Craig Taylor is comfortable having a shark swim directly at him with its teeth showing.
The 62-year-old has been plunging into the turquoise waters off Shellharbour in the New South Wales Illawarra for decades.
The craggy coastline’s star attraction is the gray nurse shark, and in recent weeks, he has seen more of them than ever before.
“They’re very docile, they will swim up to you and past you.”
The sharks are listed as a critically endangered species along the east coast of Australia, with only about 2,000 estimated to remain in the wild.
Their numbers first started to dwindle in the 1960s and ’70s, in part due to a spear-fishing frenzy inspired by the blockbuster movie, Jaws.
But Mr Taylor believed their population was on the rise after counting dozens at Bass Point over the past 12 months.

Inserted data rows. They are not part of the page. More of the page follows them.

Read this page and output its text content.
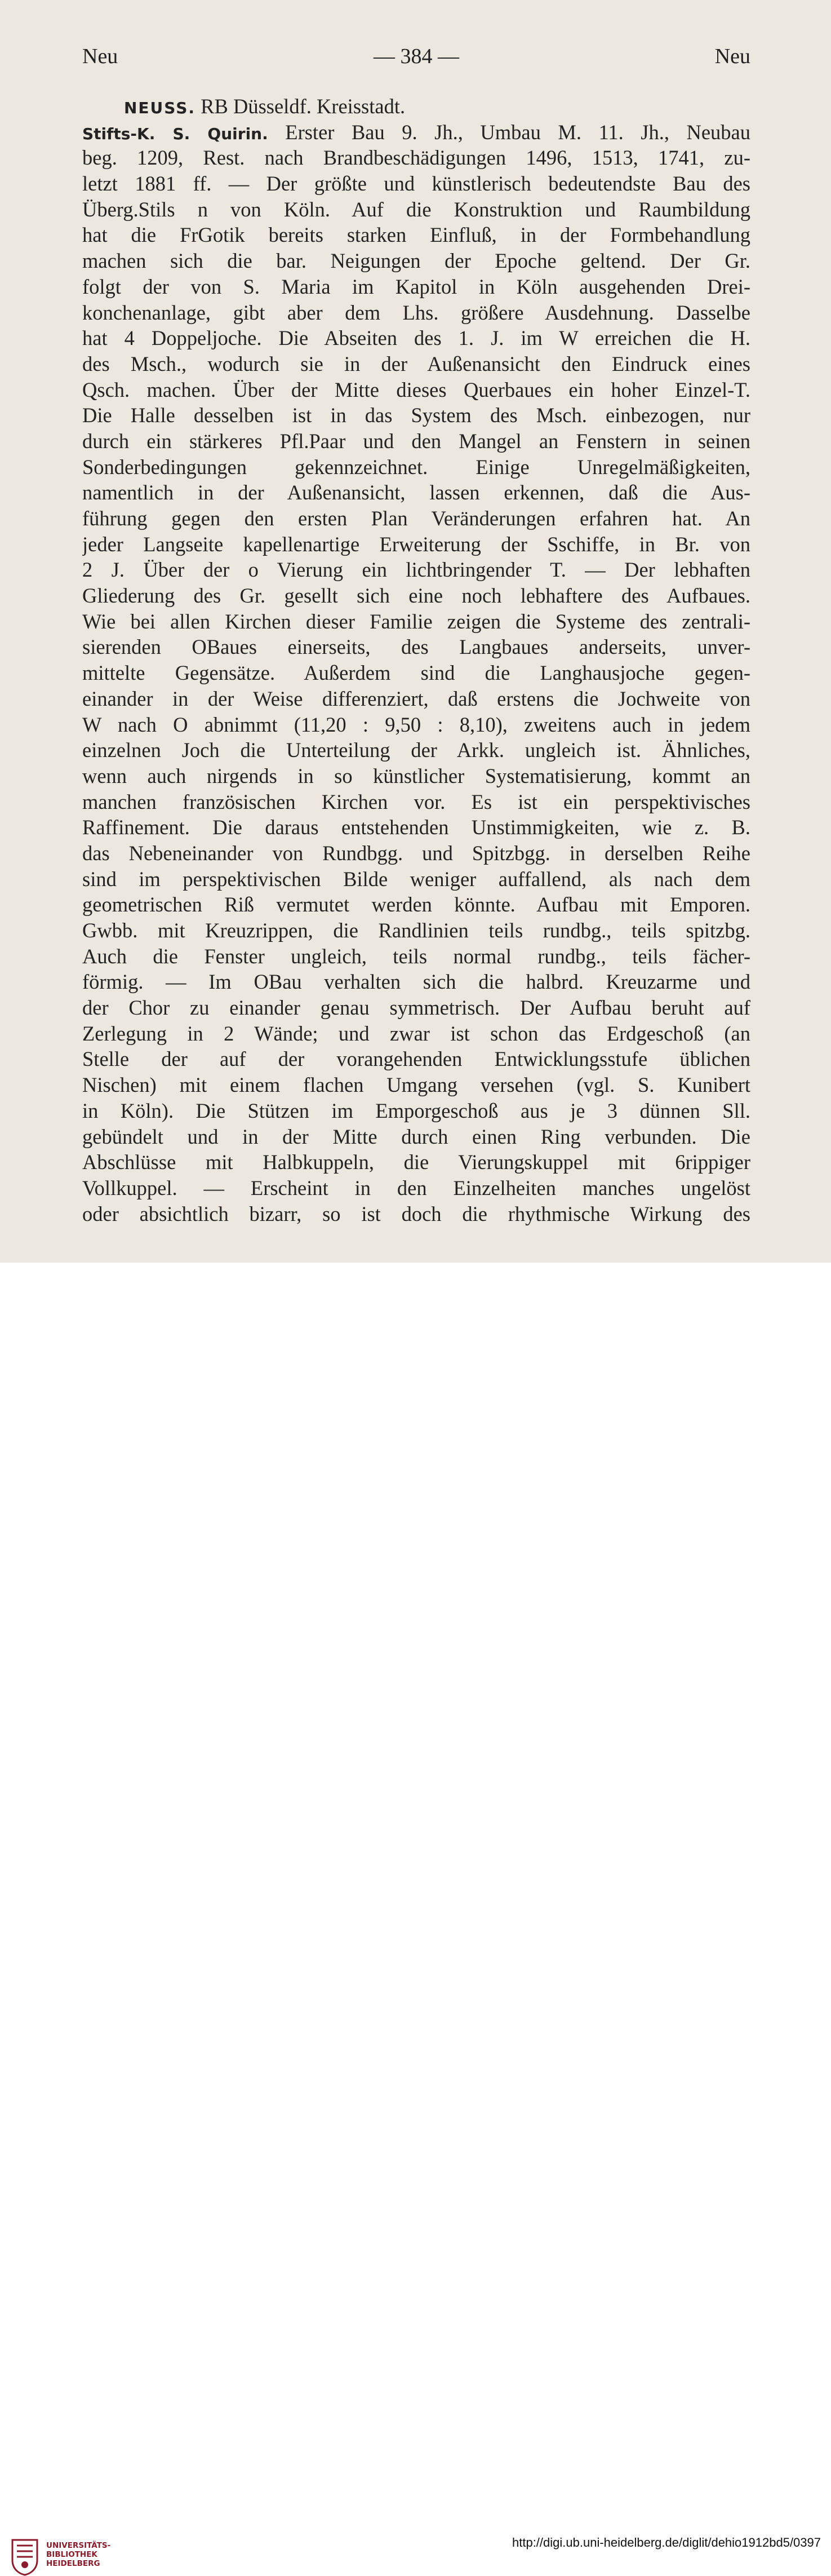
Neu	— 384 —	Neu
NEUSS. RB Düsseldf. Kreisstadt.
Stifts-K. S. Quirin. Erster Bau 9. Jh., Umbau M. 11. Jh., Neubau
beg. 1209, Rest. nach Brandbeschädigungen 1496, 1513, 1741, zu-
letzt 1881 ff. — Der größte und künstlerisch bedeutendste Bau des
Überg.Stils n von Köln. Auf die Konstruktion und Raumbildung
hat die FrGotik bereits starken Einfluß, in der Formbehandlung
machen sich die bar. Neigungen der Epoche geltend. Der Gr.
folgt der von S. Maria im Kapitol in Köln ausgehenden Drei-
konchenanlage, gibt aber dem Lhs. größere Ausdehnung. Dasselbe
hat 4 Doppeljoche. Die Abseiten des 1. J. im W erreichen die H.
des Msch., wodurch sie in der Außenansicht den Eindruck eines
Qsch. machen. Über der Mitte dieses Querbaues ein hoher Einzel-T.
Die Halle desselben ist in das System des Msch. einbezogen, nur
durch ein stärkeres Pfl.Paar und den Mangel an Fenstern in seinen
Sonderbedingungen gekennzeichnet. Einige Unregelmäßigkeiten,
namentlich in der Außenansicht, lassen erkennen, daß die Aus-
führung gegen den ersten Plan Veränderungen erfahren hat. An
jeder Langseite kapellenartige Erweiterung der Sschiffe, in Br. von
2 J. Über der o Vierung ein lichtbringender T. — Der lebhaften
Gliederung des Gr. gesellt sich eine noch lebhaftere des Aufbaues.
Wie bei allen Kirchen dieser Familie zeigen die Systeme des zentrali-
sierenden OBaues einerseits, des Langbaues anderseits, unver-
mittelte Gegensätze. Außerdem sind die Langhausjoche gegen-
einander in der Weise differenziert, daß erstens die Jochweite von
W nach O abnimmt (11,20 : 9,50 : 8,10), zweitens auch in jedem
einzelnen Joch die Unterteilung der Arkk. ungleich ist. Ähnliches,
wenn auch nirgends in so künstlicher Systematisierung, kommt an
manchen französischen Kirchen vor. Es ist ein perspektivisches
Raffinement. Die daraus entstehenden Unstimmigkeiten, wie z. B.
das Nebeneinander von Rundbgg. und Spitzbgg. in derselben Reihe
sind im perspektivischen Bilde weniger auffallend, als nach dem
geometrischen Riß vermutet werden könnte. Aufbau mit Emporen.
Gwbb. mit Kreuzrippen, die Randlinien teils rundbg., teils spitzbg.
Auch die Fenster ungleich, teils normal rundbg., teils fächer-
förmig. — Im OBau verhalten sich die halbrd. Kreuzarme und
der Chor zu einander genau symmetrisch. Der Aufbau beruht auf
Zerlegung in 2 Wände; und zwar ist schon das Erdgeschoß (an
Stelle der auf der vorangehenden Entwicklungsstufe üblichen
Nischen) mit einem flachen Umgang versehen (vgl. S. Kunibert
in Köln). Die Stützen im Emporgeschoß aus je 3 dünnen Sll.
gebündelt und in der Mitte durch einen Ring verbunden. Die
Abschlüsse mit Halbkuppeln, die Vierungskuppel mit 6rippiger
Vollkuppel. — Erscheint in den Einzelheiten manches ungelöst
oder absichtlich bizarr, so ist doch die rhythmische Wirkung des
UNIVERSITÄTS-
BIBLIOTHEK
HEIDELBERG
http://digi.ub.uni-heidelberg.de/diglit/dehio1912bd5/0397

“Even though they build this time of year before they leave for winter, to see this many sharks here is unusual.”
Still under threat
Conservation biologist Adam Stow, an associate professor in the school of natural sciences at Macquarie University in Sydney, has been studying the gray nurse shark for nearly 20 years.
He said the species remained under threat of extinction.
“What the gray nurse shark tends to do is move up and down the coast on a yearly basis and they stop at particular aggregation sites up and down the east coast,” he said.
“We need to keep a very close eye on the gray nurse shark because it’s very much at risk.”
Aggregation sites are known gathering points for sharks and are listed as “critical habitat” by the NSW Department of Primary Industries (DPI).
Bass Point was removed as a critical habitat site in 2013, but its rocky gutters and underwater caves continue to attract the shelter-seeking sharks.
Climate change impacts
Mr Stow said it was important to continue to evaluate and monitor all the existing and potential aggregation sites to understand the recovery of the species.
He said there also needed to be more research into the impact of climate change on their movements.
“There are reasonably long-term shifts in climate, we’re seeing it at the moment, where we’re going through a La Nina phase.
Trevor Daly, senior fisheries manager for threatened species with the DPI, said a lot of work was being done to track the sharks, monitor their population conserve the species.
“One of the things we would like to look at is whether we can develop, through technology, a dissolvable hook,” he said.
“Quite often they ingest the hook accidentally, the line gets cut off and the shark swims away, but it has still got the hook inside it doing internal damage.
“So, if we can design a new hook, that would probably help the survivability of a lot of gray nurse sharks, and other big fish, that are accidentally caught.”
‘They’re making a comeback’
The experts agree citizen scientists and divers play a key role in reporting gray nurse sightings.
Craig Taylor remained hopeful the population of the placid creature was stabilizing.
“I think they’re making a comeback – I think they’re thriving,” he said.
“From the mass slaughter days of the late ’60s, yeah, they’re well on their way back.”